Turkey considers Russian Su-57, Chinese J-31 jets to replace F-35s - Yeni Şafak
Turkey’s security bureaucracy already has alternative plans in case the United States halts the delivery of the F-35 jets over Ankara’s decision to buy S-400 missile systems and has been considering Russian Su-57 or Chinese J-31 stealth fighters as possible options, pro-government Yeni Şafak daily said on Sunday.
As a last move of Washington’s increased pressure on Ankara to cancel the S-400 deal with Moscow, the Acting U.S. Secretary of Defense Patrick Shanahan sent a letter to Turkish Defence Minister Hulusi Akar on Thursday detailing how Turkey’s participation in the F-35 program will be all but suspended as of July 31, unless Turkey withdraws from its planned purchase of Russian defence systems.
In April, the United States froze a joint F-35 manufacturing program with Turkey, which produces 6-7 percent of the parts for the fighter jets, while there is a bipartisan support in U.S. Congress to halt the delivery of 100 F-35 jets Turkey plans to buy from the United States, in case Ankara goes ahead with S-400 acquisition plans.
CNBC reported last month that Washington had told Ankara to decide by early June to either cancel its acquisition of Russia’s S-400 missile systems and buy U.S.-made Patriots or risk expulsion from an advanced U.S. fighter jet program, U.S. sanctions and possible blowback from NATO.
According to Yeni Şafak, the Pentagon made its last move by sending the letter on Thursday, a day before the end of the deadline set for June 7.
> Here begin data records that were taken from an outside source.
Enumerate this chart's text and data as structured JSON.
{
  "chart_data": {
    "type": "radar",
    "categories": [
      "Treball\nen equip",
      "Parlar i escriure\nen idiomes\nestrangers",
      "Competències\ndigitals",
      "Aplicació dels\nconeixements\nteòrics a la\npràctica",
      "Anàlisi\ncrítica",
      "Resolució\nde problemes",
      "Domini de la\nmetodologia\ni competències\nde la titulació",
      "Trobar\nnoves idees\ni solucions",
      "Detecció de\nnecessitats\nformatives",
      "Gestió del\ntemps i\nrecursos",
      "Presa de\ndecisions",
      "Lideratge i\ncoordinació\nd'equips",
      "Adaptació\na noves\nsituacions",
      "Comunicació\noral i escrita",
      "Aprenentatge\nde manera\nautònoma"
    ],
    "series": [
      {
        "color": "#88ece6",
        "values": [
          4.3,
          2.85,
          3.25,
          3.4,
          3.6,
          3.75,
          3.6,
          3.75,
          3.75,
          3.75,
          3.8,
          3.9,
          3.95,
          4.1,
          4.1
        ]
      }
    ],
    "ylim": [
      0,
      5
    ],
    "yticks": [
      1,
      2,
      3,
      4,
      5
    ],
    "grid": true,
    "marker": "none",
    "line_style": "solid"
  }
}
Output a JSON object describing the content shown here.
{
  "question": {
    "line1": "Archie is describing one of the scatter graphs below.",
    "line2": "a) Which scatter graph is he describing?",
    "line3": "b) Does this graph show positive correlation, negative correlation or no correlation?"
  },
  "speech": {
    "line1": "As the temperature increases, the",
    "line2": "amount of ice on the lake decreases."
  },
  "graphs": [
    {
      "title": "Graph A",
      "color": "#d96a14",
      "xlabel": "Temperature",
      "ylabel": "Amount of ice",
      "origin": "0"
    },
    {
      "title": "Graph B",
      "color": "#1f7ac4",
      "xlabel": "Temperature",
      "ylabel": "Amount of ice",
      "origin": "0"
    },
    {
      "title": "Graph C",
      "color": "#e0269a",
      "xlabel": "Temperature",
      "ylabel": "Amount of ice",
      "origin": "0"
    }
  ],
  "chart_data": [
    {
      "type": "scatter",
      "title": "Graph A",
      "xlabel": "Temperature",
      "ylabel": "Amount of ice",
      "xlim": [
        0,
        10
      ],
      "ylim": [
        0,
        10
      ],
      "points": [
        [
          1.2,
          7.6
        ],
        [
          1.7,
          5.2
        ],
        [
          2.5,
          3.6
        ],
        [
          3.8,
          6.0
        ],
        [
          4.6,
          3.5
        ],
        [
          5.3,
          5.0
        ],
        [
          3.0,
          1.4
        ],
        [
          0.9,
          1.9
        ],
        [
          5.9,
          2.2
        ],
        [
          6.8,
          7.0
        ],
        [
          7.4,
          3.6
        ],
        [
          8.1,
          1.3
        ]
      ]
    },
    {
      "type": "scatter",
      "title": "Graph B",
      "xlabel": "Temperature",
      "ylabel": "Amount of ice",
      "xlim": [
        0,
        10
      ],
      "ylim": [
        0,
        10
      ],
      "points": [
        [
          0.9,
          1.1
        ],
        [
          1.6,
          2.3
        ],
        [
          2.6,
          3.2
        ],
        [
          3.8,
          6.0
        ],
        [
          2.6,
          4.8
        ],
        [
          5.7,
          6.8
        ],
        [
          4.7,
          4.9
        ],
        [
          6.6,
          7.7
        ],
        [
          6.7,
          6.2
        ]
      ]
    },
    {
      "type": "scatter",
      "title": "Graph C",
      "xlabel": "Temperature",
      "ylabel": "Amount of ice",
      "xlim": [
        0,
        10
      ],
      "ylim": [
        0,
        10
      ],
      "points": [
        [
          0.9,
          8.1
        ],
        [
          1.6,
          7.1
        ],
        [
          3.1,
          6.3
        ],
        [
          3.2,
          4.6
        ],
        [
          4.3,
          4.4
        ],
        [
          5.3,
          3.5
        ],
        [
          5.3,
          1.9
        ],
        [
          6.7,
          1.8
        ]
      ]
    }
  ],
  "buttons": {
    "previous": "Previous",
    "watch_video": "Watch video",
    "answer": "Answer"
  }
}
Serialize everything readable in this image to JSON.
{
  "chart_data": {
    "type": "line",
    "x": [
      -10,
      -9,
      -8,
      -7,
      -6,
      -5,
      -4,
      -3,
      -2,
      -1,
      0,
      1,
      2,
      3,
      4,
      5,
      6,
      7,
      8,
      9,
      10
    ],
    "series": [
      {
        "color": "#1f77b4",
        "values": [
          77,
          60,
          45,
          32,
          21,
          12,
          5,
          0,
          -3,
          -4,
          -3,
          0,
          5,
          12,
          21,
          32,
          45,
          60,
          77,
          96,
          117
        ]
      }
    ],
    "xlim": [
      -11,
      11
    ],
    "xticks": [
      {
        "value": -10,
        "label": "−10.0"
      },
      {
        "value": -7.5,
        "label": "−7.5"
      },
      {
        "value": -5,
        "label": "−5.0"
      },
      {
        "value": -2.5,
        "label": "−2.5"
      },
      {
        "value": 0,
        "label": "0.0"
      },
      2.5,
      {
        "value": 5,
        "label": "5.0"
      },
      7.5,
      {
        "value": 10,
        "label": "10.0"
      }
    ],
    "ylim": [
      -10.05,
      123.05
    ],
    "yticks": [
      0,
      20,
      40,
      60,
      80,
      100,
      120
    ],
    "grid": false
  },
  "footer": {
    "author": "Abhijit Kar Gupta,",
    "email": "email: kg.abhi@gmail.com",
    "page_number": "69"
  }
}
Ankara prioritises S-400s over F-35 fighter jets as the missile systems are seen as an urgent need due to regional tensions, the daily said.
“The B, C, D plans are ready in case the F-35 project goes to the dump after S-400 purchase,” Yeni Şafak said. Turkey will sustain its air force by increasing the maintenance of existing aircrafts, while it will escalate efforts to produce its own jets, according to the pro-government newspaper.
“To sit at the table with Russia for the acquisition of military aircraft is among the options. The security bureaucracy is also exploring Chinese J-31s, along with Russian Su-57s,” it said, adding that those options were also more cost-effective compared to F35s.
“Ankara already thinks that even if F-35s are delivered, they will create serious security risks for Turkey as they are directly commanded by the United States. Therefore, nobody regrets ‘losing’ F-35s,” the daily said.
Mehmet Barlas, a columnist of the pro-government daily Sabah, on Sunday also suggested immediately ordering Russian jets, without waiting for U.S. sanctions that can be imposed under the Countering America's Adversaries Through Sanctions Act (CAATSA).
Tyler Rogoway and Joseph Trevithick said in an article they penned for The Drive automotive website last month that Moscow had stated it had been ready to work with Turkey on the export and production of their Su-57 advanced fighter jet to fill the void of the U.S.-produced F-35s.
Turkish Foreign Minister Mevlüt Çavuşoğlu said in April that Turkey could buy aircrafts elsewhere, when asked about Ankara’s possible expulsion from the F-35 programme.
“There are (Russian) Su-34, Su-57 and others. I will absolutely meet my needs from somewhere until I can produce it myself,” Çavuşoğlu said.